As Minnesota began to transition toward statehood, Nettleton became more involved in the political life of the fledgling Duluth community. In 1856, he was elected a probate judge. In 1857 and 1858, he was elected to the Duluth town board, and served as its president. Finally, on October 11, 1859, he was elected to succeed John S. Watrous in representing the 26th District in the Minnesota House of Representatives. However, from the moment Nettleton was elected to the legislature, his former surveying partner Robert E. Jefferson, who had run against him in the election, contested that Nettleton was not qualified on the basis that, according to Jefferson, Nettleton was a resident of Superior. But, after taking testimony from a number of individuals including Joshua Culver (in whose Duluth home Nettleton had spent many nights), George Nettleton, and Douglas County Sheriff J.D. Ray, among others, the House concluded that Nettleton was indeed a resident of Minnesota, and he kept his seat.

During his tenure in the legislature, Nettleton served on the House Committees on Agriculture and Manufactures, Mines and Minerals, and the State Library, but his pet project continued to be advocacy for the development of transportation infrastructure linking Northern Minnesota with the rest of the state. However, he would not be given much time to accomplish his ends—Nettleton's district was abolished when the legislature decided to reduce the number of its members for the 1861 session, and, given the difficulty of seeking election in a new district which comprised 19 counties, Nettleton did not return to the legislature.

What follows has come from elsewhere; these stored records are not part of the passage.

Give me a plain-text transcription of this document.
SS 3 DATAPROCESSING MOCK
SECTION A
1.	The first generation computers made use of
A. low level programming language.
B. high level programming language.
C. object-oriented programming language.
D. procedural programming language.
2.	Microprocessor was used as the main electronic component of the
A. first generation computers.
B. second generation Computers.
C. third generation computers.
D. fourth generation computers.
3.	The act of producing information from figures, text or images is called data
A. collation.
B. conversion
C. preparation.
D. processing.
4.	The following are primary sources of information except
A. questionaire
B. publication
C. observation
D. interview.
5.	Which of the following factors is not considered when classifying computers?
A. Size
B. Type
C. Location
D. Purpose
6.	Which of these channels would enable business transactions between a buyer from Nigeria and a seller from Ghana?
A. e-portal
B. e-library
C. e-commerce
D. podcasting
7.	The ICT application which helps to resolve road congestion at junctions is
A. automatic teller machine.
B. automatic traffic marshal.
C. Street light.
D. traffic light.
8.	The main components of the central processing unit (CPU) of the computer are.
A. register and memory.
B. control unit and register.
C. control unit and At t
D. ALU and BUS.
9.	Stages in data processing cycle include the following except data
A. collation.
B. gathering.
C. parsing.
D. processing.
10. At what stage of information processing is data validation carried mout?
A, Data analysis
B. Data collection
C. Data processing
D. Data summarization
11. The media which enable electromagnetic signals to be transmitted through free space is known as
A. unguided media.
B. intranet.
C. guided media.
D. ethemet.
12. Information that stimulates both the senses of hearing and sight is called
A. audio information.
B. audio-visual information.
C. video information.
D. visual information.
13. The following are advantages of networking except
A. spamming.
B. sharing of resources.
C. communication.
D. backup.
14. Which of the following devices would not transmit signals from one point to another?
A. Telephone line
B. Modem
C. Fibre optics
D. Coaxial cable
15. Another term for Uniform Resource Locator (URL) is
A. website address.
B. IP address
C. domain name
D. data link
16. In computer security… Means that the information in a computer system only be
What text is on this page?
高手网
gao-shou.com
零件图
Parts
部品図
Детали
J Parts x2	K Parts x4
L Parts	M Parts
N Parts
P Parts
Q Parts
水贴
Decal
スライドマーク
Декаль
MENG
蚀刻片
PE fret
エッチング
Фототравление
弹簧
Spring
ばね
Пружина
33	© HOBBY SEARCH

Nettleton also had a major change in his personal life while he was a member of the legislature. In 1860, he married Helen M. "Nell" Scoville, who was, like Nettleton, also a native of Ashtabula, Ohio. Just 18 years old at the time of their marriage, Nell was twenty years her husband's junior; but the pair wasted little time forming a family unit. Their eldest child (and only son), George O. Nettleton, was born in 1861, followed two years later by the Nettletons' eldest daughter, Louise L. Nettleton. The last of their three children, Julia C. Nettleton, was born six years after her elder sister.

The Nettletons continued to live in the Duluth area for another decade following William's departure from the legislature. In 1871, William ran for the office of Mayor of Duluth, losing to the Republican Clinton Markell. After William's defeat in the mayoral election, the Nettleton family moved to Saint Paul, establishing a dairy farm on a 130-acre plot just outside of the contemporary limits of the city. The Nettletons continued farming on the land for eight years. In 1880, Nettleton and his son platted the land as a new addition to the city of Saint Paul, which would ultimately become the neighborhood of Macalester-Groveland.

The family uprooted a final time in 1883, moving to Spokane, Washington. Two years later, they were joined in Spokane by William Ozelle Nettleton, the son of Nettleton's brother Joshua Mills. A year later, Nettleton purchased 270 acres of land from the Northern Pacific Railroad, which he, his son, and his nephew platted as a new addition to the city of Spokane. A working-class neighborhood began to blossom on the land in the late 1890s.

Nettleton died at around midday on January 20, 1905, when, while he was walking across the Spokane River Bridge, he suffered an epileptic seizure which caused him to fall from the bridge. His body was recovered 200 yards downstream.